Stasiun televisi milik Hary Tanoe MNC Group menyiarkan langsung acara tersebut. Namun, independensi MNC selaku tv publik, dipertanyakan.
Menanggapi hal itu, Corporate Secretary grup MNC, Arya Sinulingga mengatakan pihaknya dalam hal ini RCTI melakukan salah satu fungsi media yaitu mengakomodir kegiatan dan kepentingan publik.
Menurutnya, masyarakat berhak untuk tahu (right to know) siapa saja calon pemimpin mereka, termasuk rekam jejak mereka.“Tadi banyak sekali media yang datang, artinya banyak yang ingin tahu siapa dan bagaimana calon presiden dan calon wakil presiden dari partai Hanura,” kata Arya. “Ini kan menyokong kepentingan publik,” lanjutnya.

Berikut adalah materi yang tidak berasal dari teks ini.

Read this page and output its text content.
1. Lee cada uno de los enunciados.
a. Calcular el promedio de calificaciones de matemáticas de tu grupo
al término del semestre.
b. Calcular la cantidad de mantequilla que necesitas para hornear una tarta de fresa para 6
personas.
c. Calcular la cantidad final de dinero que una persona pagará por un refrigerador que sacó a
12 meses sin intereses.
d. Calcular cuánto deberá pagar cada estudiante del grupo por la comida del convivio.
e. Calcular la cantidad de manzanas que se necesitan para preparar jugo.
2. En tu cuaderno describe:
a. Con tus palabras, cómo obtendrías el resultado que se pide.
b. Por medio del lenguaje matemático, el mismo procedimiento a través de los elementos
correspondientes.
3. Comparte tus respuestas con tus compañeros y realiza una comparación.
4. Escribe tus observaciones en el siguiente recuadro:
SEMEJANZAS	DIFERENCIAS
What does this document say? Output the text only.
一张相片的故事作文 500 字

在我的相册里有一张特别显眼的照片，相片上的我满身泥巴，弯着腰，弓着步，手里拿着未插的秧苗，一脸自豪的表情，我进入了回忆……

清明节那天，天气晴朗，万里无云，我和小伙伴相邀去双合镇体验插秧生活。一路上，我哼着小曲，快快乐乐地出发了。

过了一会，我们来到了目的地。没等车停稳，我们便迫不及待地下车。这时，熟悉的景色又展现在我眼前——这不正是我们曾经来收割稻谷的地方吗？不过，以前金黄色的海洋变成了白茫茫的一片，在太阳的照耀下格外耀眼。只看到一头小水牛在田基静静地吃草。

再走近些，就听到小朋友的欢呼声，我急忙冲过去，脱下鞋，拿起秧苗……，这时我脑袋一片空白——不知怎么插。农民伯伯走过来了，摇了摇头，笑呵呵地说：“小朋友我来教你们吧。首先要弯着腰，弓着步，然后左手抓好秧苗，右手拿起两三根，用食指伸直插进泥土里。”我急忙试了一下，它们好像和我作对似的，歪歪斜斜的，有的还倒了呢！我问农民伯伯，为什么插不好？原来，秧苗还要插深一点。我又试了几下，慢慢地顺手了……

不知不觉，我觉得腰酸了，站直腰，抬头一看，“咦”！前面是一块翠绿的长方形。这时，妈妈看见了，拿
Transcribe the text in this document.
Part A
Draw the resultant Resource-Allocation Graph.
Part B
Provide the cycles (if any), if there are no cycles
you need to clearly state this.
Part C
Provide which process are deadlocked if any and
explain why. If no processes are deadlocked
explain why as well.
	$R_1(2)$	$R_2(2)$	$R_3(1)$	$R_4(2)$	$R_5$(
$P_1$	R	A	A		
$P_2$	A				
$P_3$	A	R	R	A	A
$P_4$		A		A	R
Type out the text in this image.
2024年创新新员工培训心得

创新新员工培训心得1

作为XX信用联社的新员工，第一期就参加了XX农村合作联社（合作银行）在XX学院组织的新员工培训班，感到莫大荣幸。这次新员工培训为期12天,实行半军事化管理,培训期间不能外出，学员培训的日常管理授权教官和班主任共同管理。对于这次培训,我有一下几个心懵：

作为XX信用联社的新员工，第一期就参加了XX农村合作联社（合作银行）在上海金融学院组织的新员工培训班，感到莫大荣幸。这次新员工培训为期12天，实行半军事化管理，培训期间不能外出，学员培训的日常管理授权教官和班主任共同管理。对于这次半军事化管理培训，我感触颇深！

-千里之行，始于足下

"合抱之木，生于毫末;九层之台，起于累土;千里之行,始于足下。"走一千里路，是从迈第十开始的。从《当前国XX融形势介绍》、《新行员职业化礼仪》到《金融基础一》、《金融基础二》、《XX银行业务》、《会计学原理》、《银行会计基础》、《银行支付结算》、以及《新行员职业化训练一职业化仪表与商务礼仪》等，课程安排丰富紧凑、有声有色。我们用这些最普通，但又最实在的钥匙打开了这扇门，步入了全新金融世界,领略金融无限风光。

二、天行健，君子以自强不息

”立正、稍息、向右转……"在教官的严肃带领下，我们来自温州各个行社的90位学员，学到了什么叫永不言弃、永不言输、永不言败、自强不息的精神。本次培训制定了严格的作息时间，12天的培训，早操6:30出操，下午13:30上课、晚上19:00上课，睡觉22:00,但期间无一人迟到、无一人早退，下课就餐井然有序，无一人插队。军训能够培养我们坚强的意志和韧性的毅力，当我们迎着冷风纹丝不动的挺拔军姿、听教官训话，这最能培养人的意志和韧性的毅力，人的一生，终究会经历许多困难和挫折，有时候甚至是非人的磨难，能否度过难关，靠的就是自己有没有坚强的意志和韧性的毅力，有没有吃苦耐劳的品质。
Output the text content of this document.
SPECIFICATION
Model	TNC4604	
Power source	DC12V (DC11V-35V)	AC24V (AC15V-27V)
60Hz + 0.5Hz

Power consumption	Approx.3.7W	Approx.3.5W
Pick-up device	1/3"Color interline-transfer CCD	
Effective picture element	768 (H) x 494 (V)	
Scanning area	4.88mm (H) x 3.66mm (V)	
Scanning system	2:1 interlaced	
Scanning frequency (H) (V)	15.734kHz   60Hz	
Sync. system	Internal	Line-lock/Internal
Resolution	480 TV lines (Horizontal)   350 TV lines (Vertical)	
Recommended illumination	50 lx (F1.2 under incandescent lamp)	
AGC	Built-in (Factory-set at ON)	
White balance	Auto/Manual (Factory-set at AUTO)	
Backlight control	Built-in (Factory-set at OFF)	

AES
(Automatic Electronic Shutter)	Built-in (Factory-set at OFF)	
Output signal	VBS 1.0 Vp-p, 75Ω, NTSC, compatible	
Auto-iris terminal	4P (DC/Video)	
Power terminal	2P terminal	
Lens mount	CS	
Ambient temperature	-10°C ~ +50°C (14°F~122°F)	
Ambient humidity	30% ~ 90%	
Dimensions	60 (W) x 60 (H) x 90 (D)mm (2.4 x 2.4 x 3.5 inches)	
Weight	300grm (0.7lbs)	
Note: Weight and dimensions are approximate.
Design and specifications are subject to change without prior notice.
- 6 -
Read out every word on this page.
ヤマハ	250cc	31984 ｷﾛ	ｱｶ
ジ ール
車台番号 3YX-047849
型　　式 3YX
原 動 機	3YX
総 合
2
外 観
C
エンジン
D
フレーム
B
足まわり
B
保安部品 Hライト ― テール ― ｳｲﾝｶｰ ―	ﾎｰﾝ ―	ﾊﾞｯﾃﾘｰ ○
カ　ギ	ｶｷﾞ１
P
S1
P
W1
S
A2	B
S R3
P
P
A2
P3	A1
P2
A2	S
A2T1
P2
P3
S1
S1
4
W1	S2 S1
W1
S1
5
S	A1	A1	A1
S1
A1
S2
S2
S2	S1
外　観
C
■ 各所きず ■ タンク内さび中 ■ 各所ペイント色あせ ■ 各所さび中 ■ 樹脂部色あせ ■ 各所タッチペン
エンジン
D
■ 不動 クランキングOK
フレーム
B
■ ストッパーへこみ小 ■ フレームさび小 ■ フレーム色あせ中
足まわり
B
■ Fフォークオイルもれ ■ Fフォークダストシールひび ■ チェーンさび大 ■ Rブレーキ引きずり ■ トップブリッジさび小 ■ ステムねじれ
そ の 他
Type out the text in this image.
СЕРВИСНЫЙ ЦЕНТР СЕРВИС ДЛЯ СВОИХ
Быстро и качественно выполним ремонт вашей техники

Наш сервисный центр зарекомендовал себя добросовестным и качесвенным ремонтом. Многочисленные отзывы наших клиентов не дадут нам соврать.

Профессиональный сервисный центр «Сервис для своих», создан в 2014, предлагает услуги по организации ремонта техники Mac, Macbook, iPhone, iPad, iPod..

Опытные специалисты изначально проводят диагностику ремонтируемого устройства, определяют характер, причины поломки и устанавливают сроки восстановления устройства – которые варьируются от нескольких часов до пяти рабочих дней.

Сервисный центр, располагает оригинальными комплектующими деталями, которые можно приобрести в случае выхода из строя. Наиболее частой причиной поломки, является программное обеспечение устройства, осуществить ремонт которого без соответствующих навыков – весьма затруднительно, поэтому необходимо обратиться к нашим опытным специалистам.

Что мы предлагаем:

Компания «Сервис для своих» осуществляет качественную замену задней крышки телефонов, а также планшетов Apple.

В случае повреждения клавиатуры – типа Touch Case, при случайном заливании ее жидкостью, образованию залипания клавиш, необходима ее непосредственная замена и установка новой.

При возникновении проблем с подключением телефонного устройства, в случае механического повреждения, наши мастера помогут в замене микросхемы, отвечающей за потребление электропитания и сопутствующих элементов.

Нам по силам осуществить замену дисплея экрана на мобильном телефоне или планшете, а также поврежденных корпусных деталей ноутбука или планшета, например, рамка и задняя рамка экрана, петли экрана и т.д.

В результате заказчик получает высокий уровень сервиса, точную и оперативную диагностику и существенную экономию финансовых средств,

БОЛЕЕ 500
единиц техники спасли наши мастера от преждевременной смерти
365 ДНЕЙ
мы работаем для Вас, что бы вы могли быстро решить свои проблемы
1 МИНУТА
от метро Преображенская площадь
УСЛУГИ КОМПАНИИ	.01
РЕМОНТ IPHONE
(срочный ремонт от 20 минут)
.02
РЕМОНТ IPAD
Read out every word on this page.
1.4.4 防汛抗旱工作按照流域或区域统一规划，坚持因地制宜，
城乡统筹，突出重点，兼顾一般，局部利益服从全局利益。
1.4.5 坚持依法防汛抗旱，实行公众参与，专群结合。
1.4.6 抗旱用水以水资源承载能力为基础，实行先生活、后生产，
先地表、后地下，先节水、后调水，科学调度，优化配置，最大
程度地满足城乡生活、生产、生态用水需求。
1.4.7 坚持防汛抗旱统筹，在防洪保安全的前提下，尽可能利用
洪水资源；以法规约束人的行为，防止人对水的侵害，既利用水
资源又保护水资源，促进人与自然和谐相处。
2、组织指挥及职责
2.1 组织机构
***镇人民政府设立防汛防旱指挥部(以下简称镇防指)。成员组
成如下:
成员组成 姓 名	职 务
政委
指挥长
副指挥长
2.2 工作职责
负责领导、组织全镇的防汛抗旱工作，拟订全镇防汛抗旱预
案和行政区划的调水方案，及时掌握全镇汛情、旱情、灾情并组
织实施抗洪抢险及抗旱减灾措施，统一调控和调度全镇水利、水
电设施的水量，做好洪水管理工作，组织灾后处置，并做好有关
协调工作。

Dia juga mengingatkan bahwa di masa lalu, deklarasi para capres dan cawapres juga melakukan live, misalnya SBY dan Boediono.” Pencapresan kepentingan publik juga, jadi tidak ada masalah kalau kita mau mempublikasikan,” katanya.
Yang penting juga, kata Arya, kegiatan ini tak melanggar peraturan kampanye. Karena itu, RCTI juga melakukan hal yang sama dengan media lainnya.
“Ini tak lepas juga dari fungsi media sebagai cermin. Artinya menampilkan berita sesuai dengan temuan dan penelusuran lapangan dan bukan berdasarkan asumsi, atau analisa pribadi.”
Kritik terhadap RCTI yang menyiarkan kepentingan Hary Tanoe itu dilayangkan oleh Politikus Partai Amanat Nasional (PAN) Teguh Juwarno.
“Ketika frekuensi dipakai kelompok dan kepentingan tertentu KPI harus bisa menindaknya. Komisi Penyiaran Indonesia (KPI) harus tegas,” ujar Teguh yang juga mantan presenter RCTI, di Jakarta, Selasa (2/7/2013).